Environmental Correspondent
The pain of loss stemming from a natural environment under pressure.
Whenever somebody asks me where I am from, the first thing I say is “The Black Forest”. I could start with Germany, or even Europe, but it’s always the forest. I grew up right next to it, my kindergarten was literally in a hut in the forest and I have probably spent more time climbing trees than I have on slides or carousels. In summer, when my mother wanted to make jam, she would take us to pick berries; in winter, we would go sledding on the hill in the neighboring village. As I grew older, I sneaked out at night to drink beer with my friends in the forest, and when I walked home after a night out I always walked under the trees instead of across the street, because I felt safer in the knowledge that no people were around.

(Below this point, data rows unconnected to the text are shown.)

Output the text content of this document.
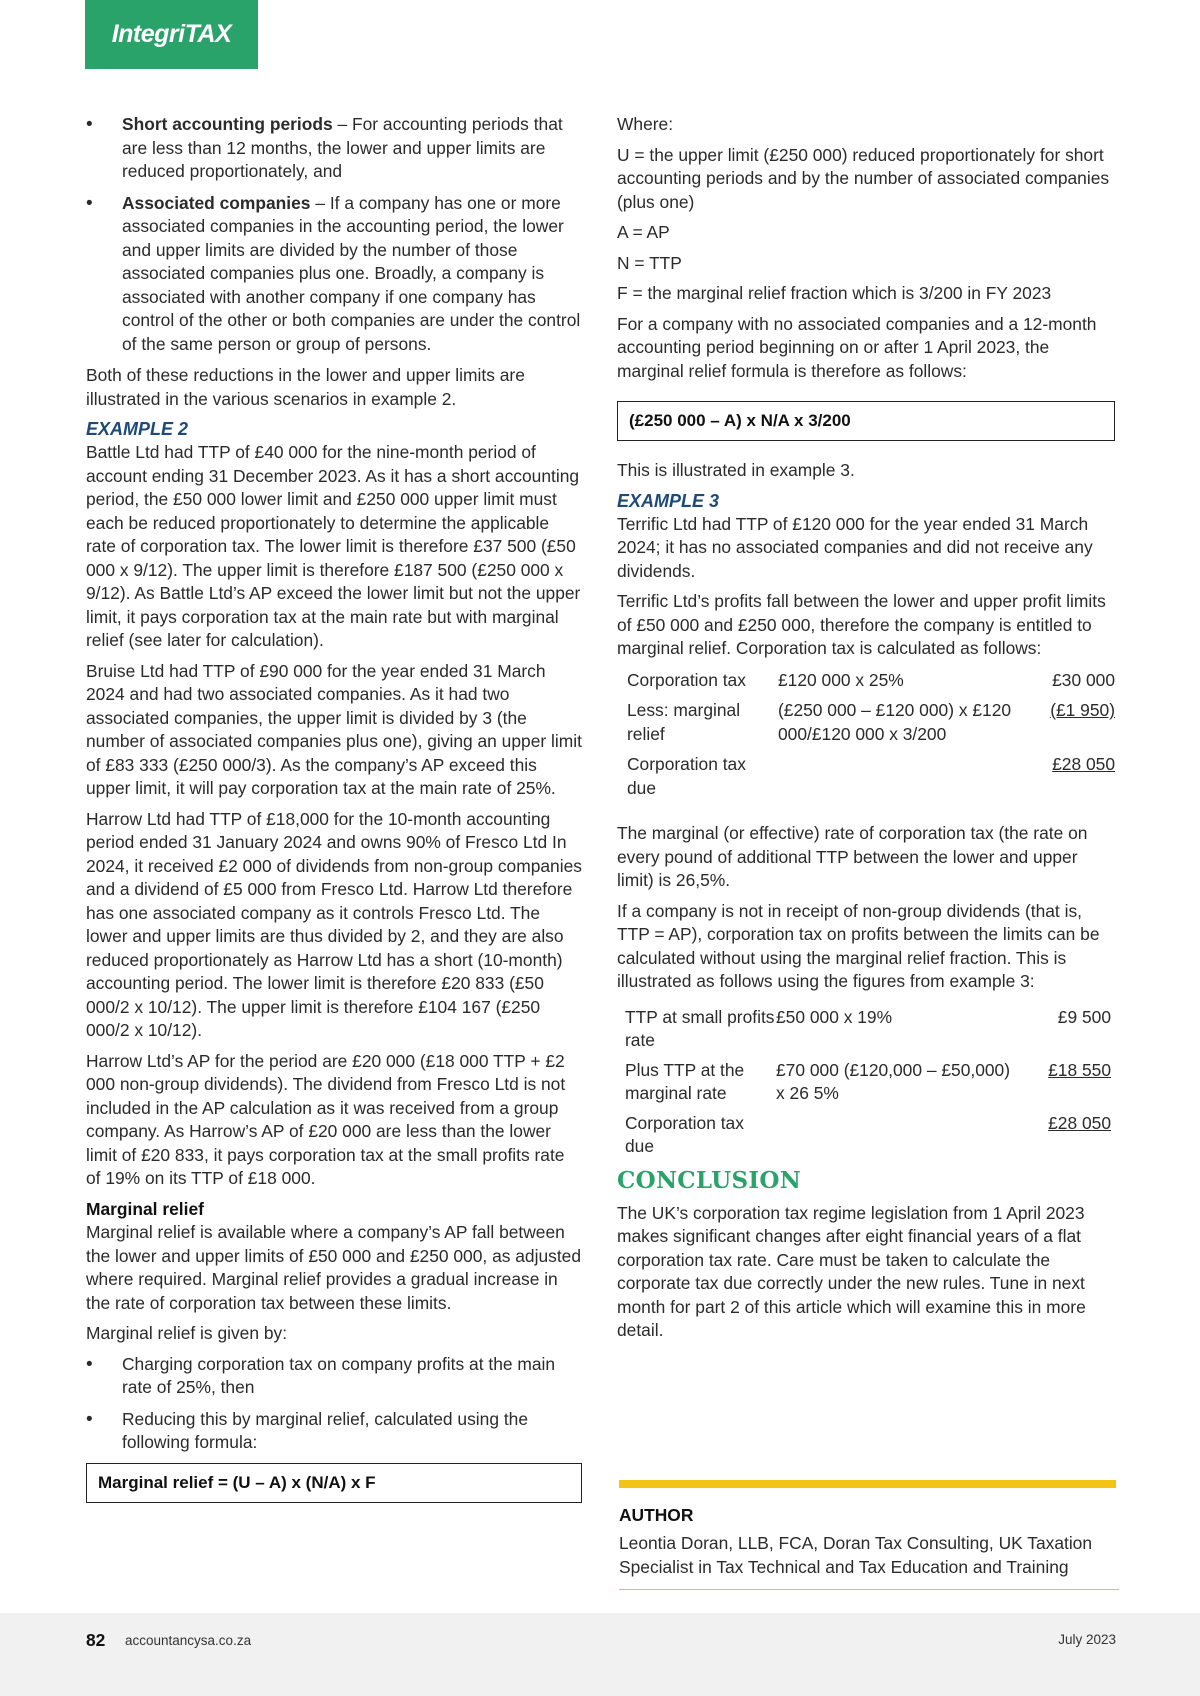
IntegriTAX
• Short accounting periods – For accounting periods that are less than 12 months, the lower and upper limits are reduced proportionately, and
• Associated companies – If a company has one or more associated companies in the accounting period, the lower and upper limits are divided by the number of those associated companies plus one. Broadly, a company is associated with another company if one company has control of the other or both companies are under the control of the same person or group of persons.

Both of these reductions in the lower and upper limits are illustrated in the various scenarios in example 2.

EXAMPLE 2

Battle Ltd had TTP of £40 000 for the nine-month period of account ending 31 December 2023. As it has a short accounting period, the £50 000 lower limit and £250 000 upper limit must each be reduced proportionately to determine the applicable rate of corporation tax. The lower limit is therefore £37 500 (£50 000 x 9/12). The upper limit is therefore £187 500 (£250 000 x 9/12). As Battle Ltd’s AP exceed the lower limit but not the upper limit, it pays corporation tax at the main rate but with marginal relief (see later for calculation).

Bruise Ltd had TTP of £90 000 for the year ended 31 March 2024 and had two associated companies. As it had two associated companies, the upper limit is divided by 3 (the number of associated companies plus one), giving an upper limit of £83 333 (£250 000/3). As the company’s AP exceed this upper limit, it will pay corporation tax at the main rate of 25%.

Harrow Ltd had TTP of £18,000 for the 10-month accounting period ended 31 January 2024 and owns 90% of Fresco Ltd In 2024, it received £2 000 of dividends from non-group companies and a dividend of £5 000 from Fresco Ltd. Harrow Ltd therefore has one associated company as it controls Fresco Ltd. The lower and upper limits are thus divided by 2, and they are also reduced proportionately as Harrow Ltd has a short (10-month) accounting period. The lower limit is therefore £20 833 (£50 000/2 x 10/12). The upper limit is therefore £104 167 (£250 000/2 x 10/12).

Harrow Ltd’s AP for the period are £20 000 (£18 000 TTP + £2 000 non-group dividends). The dividend from Fresco Ltd is not included in the AP calculation as it was received from a group company. As Harrow’s AP of £20 000 are less than the lower limit of £20 833, it pays corporation tax at the small profits rate of 19% on its TTP of £18 000.

Marginal relief

Marginal relief is available where a company’s AP fall between the lower and upper limits of £50 000 and £250 000, as adjusted where required. Marginal relief provides a gradual increase in the rate of corporation tax between these limits.

Marginal relief is given by:

• Charging corporation tax on company profits at the main rate of 25%, then
• Reducing this by marginal relief, calculated using the following formula:
Marginal relief = (U – A) x (N/A) x F

Where:

U = the upper limit (£250 000) reduced proportionately for short accounting periods and by the number of associated companies (plus one)

A = AP

N = TTP

F = the marginal relief fraction which is 3/200 in FY 2023

For a company with no associated companies and a 12-month accounting period beginning on or after 1 April 2023, the marginal relief formula is therefore as follows:

(£250 000 – A) x N/A x 3/200

This is illustrated in example 3.

EXAMPLE 3

Terrific Ltd had TTP of £120 000 for the year ended 31 March 2024; it has no associated companies and did not receive any dividends.

Terrific Ltd’s profits fall between the lower and upper profit limits of £50 000 and £250 000, therefore the company is entitled to marginal relief. Corporation tax is calculated as follows:

Corporation tax	£120 000 x 25%	£30 000
Less: marginal relief	(£250 000 – £120 000) x £120 000/£120 000 x 3/200	(£1 950)
Corporation tax due		£28 050

The marginal (or effective) rate of corporation tax (the rate on every pound of additional TTP between the lower and upper limit) is 26,5%.

If a company is not in receipt of non-group dividends (that is, TTP = AP), corporation tax on profits between the limits can be calculated without using the marginal relief fraction. This is illustrated as follows using the figures from example 3:

TTP at small profits rate	£50 000 x 19%	£9 500
Plus TTP at the marginal rate	£70 000 (£120,000 – £50,000) x 26 5%	£18 550
Corporation tax due		£28 050
CONCLUSION

The UK’s corporation tax regime legislation from 1 April 2023 makes significant changes after eight financial years of a flat corporation tax rate. Care must be taken to calculate the corporate tax due correctly under the new rules. Tune in next month for part 2 of this article which will examine this in more detail.

AUTHOR

Leontia Doran, LLB, FCA, Doran Tax Consulting, UK Taxation Specialist in Tax Technical and Tax Education and Training

82 accountancysa.co.za	July 2023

When I come back, a lot of these things are still the same. Some have changed because I have grown up. Others have changed because the world is changing, and not always for the better. When you know what to look out for, the consequences of global heating are almost omnipresent. Last summer, I went blueberry picking with my family again. We had to leave early, around eight in the morning, before the sun went up to its zenith, because even in the shady areas of the forest, where the berries grow, it would have become unbearably hot.
We went by car, five of us in a little blue bus, holding the buckets for the blueberries and looking outside the window, the trees flying by us on the narrow, curvy road. The green is still dense and dark, but every now and then, we could see nests of brown, dead spruces. Dryness and bark beetles are causing the trees to die, conservationists are warning that the aesthetic of the forest is going to change irrevocably if nothing is done soon. As we arrived, we walked through a field of purple flowers known as police helmets. In Europe, they are an invasive species, endangering many of the local plant populations. The blueberries grew between moss, which plays an important part in the ecosystem, filtering rain and providing a habitat for small animals. Many of the native species are threatened too, endangered by pollution and rising temperatures. The Black Forest has not adapted to the long, hot summers and dry, snowless winters of the past years, and it shows.

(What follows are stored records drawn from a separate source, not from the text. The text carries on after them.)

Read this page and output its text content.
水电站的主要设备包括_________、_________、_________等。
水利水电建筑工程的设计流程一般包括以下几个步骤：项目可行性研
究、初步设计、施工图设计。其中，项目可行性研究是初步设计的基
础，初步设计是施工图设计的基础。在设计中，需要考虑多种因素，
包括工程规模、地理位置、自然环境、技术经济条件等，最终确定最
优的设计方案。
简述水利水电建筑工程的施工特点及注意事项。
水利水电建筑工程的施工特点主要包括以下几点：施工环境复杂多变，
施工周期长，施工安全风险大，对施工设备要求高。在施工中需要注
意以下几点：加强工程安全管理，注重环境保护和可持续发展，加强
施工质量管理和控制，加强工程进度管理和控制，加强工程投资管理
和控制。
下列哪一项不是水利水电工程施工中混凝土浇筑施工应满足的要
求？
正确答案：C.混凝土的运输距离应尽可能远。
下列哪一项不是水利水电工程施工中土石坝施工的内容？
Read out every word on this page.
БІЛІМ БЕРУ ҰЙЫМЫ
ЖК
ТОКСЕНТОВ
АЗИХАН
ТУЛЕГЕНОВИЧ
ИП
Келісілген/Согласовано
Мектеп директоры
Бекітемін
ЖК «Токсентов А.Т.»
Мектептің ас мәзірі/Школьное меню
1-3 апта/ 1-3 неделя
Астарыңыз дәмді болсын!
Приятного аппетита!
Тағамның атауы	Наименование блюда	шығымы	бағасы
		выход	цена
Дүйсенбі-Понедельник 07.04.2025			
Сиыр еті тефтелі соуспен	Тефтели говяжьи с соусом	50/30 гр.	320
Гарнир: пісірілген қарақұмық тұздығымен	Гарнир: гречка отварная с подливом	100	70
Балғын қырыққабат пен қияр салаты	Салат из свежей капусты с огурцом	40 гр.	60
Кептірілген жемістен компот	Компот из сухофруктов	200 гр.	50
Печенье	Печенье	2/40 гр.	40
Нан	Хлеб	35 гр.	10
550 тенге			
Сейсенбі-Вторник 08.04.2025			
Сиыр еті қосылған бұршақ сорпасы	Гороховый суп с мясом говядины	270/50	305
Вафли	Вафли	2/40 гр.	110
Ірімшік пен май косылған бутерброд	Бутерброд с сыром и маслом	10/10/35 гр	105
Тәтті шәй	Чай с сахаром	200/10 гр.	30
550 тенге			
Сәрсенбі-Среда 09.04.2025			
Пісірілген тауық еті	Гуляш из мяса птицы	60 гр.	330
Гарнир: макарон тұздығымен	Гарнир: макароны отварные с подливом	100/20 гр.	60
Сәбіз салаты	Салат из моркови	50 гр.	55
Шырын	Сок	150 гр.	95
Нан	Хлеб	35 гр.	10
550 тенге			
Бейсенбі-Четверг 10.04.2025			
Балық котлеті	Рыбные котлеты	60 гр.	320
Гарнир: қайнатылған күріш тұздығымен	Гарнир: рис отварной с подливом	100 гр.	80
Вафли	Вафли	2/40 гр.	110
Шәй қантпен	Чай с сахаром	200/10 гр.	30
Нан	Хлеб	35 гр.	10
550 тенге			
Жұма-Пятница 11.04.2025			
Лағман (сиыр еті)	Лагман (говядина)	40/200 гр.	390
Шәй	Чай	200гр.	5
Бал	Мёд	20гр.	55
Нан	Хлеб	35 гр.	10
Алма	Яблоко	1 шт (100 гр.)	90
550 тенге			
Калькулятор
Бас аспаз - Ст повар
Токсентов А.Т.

The German language is incredibly precise, so we have a word for that kind of thing: “Waldsterben”. The killing of a forest as a result of pollution and environmental changes. But there is also another, new word that fits to describe what is happening, not only to me, but to the rest of the world: Solastalgia. It describes the feeling of distress due to environmental destruction, the feeling of nostalgia for a home that no longer exists, because it has been destroyed.
In a mild form, it is what I am experiencing, and is no doubt what the people of Australia or Amazonia are experiencing. Solastalgia is silent springs, because great parts of our bird populations have been lost, it is seeing a meadow that you used to play in as a child make room for a new shopping centre.
I grew up sensitive to environmental issues – my parents never had a car, avoided plastic bags wherever possible and I took my first flight at the age of fifteen. I was always aware that our environment is something that deserves protecting and I was always aware that natural beauty was being lost in some parts of the world; that coral reefs were dying and species going extinct. I was always aware that growing up meant losing things in one way or another. I just somehow never actually expected it to happen to my own home.
It is true that I am still one of the lucky ones. My home is not burning, like so many are in Australia, or flooded, like in Indonesia. My home has not literally been wiped from the face of the earth by hurricanes like those on the Bahamas. I simply look out the window and realise that it is not the same, that the memories I made as a child, ice-skating on ponds are irretrievably gone and it is unlikely that I will ever recreate them with my own children. I am one of the lucky ones, because I have lost a sentimental feeling of safety and connection to the place that I grew up in, and not also my shelter or my life as so many others have already.
I believe that in a way, we are all going through the five stages of grief concerning the climate crisis. Denial, anger, bargaining, depression and acceptance. I think it is important to acknowledge that grief and the pain that comes with losing the natural beauty around us. In a way it makes it easier for me to understand why climate denial is still a thing. But if our earth is truly dying, we are now at a point where we need to treat it with kindness and compassion, where we need to turn this grief and this feeling of loss into what motivates us to keep on going. We have to demand better, from ourselves and from others. Most of all, we have to demand it from governments and economists who are still stuck denying and bargaining their way out of a crisis that sooner or later will cost all of us our homes.